Полицейские перешёптывались. Я больше их не боялся. Судя по всему, они были в растерянности и понятия не имели, что им делать, поскольку не верили собственным глазам, в точности как я во время первого прихода сюда.
Томми направил камеру на полицейских.
– Начальник полиции участвует в этом. Он пытался остановить нас, – Томми кивнул в сторону Лины и Али. – Но ребята заманили его в холодильник. Больше полиция не сможет закрывать глаза на всё это. Теперь все всё узнают! – Томми повернул телефон в нашу сторону. Я потянул Уну за руку, чтобы она встала между мной и Линой.

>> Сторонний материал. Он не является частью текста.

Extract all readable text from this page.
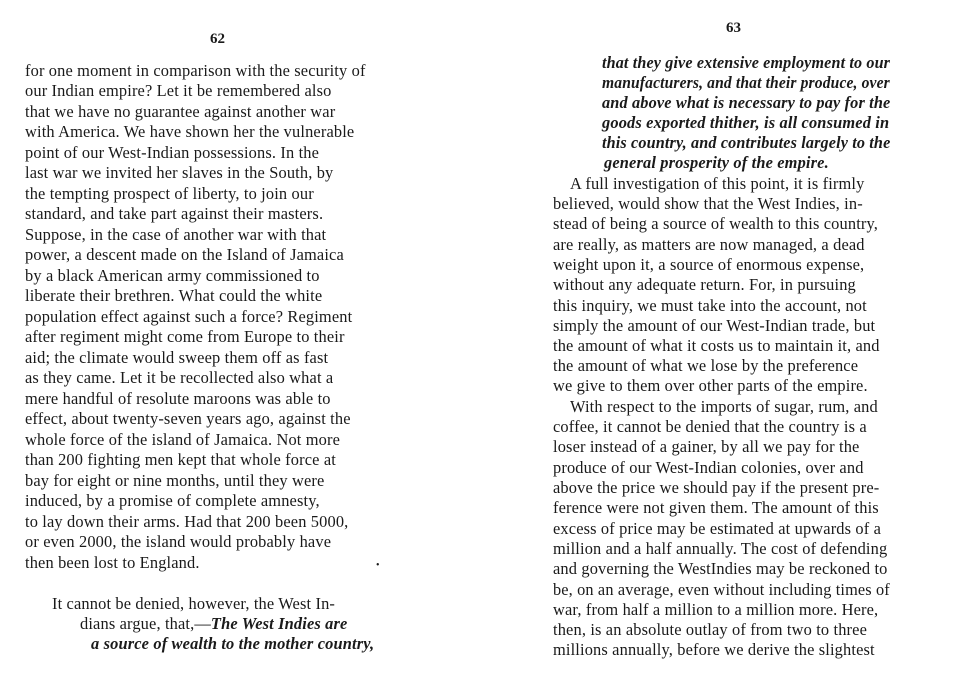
62
for one moment in comparison with the security of
our Indian empire? Let it be remembered also
that we have no guarantee against another war
with America. We have shown her the vulnerable
point of our West-Indian possessions. In the
last war we invited her slaves in the South, by
the tempting prospect of liberty, to join our
standard, and take part against their masters.
Suppose, in the case of another war with that
power, a descent made on the Island of Jamaica
by a black American army commissioned to
liberate their brethren. What could the white
population effect against such a force? Regiment
after regiment might come from Europe to their
aid; the climate would sweep them off as fast
as they came. Let it be recollected also what a
mere handful of resolute maroons was able to
effect, about twenty-seven years ago, against the
whole force of the island of Jamaica. Not more
than 200 fighting men kept that whole force at
bay for eight or nine months, until they were
induced, by a promise of complete amnesty,
to lay down their arms. Had that 200 been 5000,
or even 2000, the island would probably have
then been lost to England.	•
It cannot be denied, however, the West In-
dians argue, that,—The West Indies are
a source of wealth to the mother country,
63
that they give extensive employment to our
manufacturers, and that their produce, over
and above what is necessary to pay for the
goods exported thither, is all consumed in
this country, and contributes largely to the
general prosperity of the empire.
A full investigation of this point, it is firmly
believed, would show that the West Indies, in-
stead of being a source of wealth to this country,
are really, as matters are now managed, a dead
weight upon it, a source of enormous expense,
without any adequate return. For, in pursuing
this inquiry, we must take into the account, not
simply the amount of our West-Indian trade, but
the amount of what it costs us to maintain it, and
the amount of what we lose by the preference
we give to them over other parts of the empire.
With respect to the imports of sugar, rum, and
coffee, it cannot be denied that the country is a
loser instead of a gainer, by all we pay for the
produce of our West-Indian colonies, over and
above the price we should pay if the present pre-
ference were not given them. The amount of this
excess of price may be estimated at upwards of a
million and a half annually. The cost of defending
and governing the WestIndies may be reckoned to
be, on an average, even without including times of
war, from half a million to a million more. Here,
then, is an absolute outlay of from two to three
millions annually, before we derive the slightest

Она улыбнулась горькой и немного странной улыбкой и подняла вверх большой палец.
Посыпались звонки уведомлений. Наверняка они от тех, кто смотрел наш репортаж. Мы сделали это!
Всё возможно
Мама подала обед. Папа оторвался от упаковки вещей и сел в угол дивана. Мне никогда не разрешалось есть в гостиной, но сегодня можно. По телевизору показывали «Дворец» с воздуха. Башни. Сад со статуями. Аллею, ведущую к пристани. Папа с гордостью сжал мою руку. Мы увидели толпу народа на парковке. Один журналист говорил в микрофон. Этот телерепортаж снимали сегодня утром. Небо сияло голубизной. Мужчины выходили из подвала «Дворца», укутанные в шерстяные одеяла. А вон Уна, она ведёт своего папу. Интересно, как она? Я беспокоился за неё, не знал, как на всё случившееся отреагирует её отец. Но я не успел разглядеть выражение его лица, они уже пропали с экрана.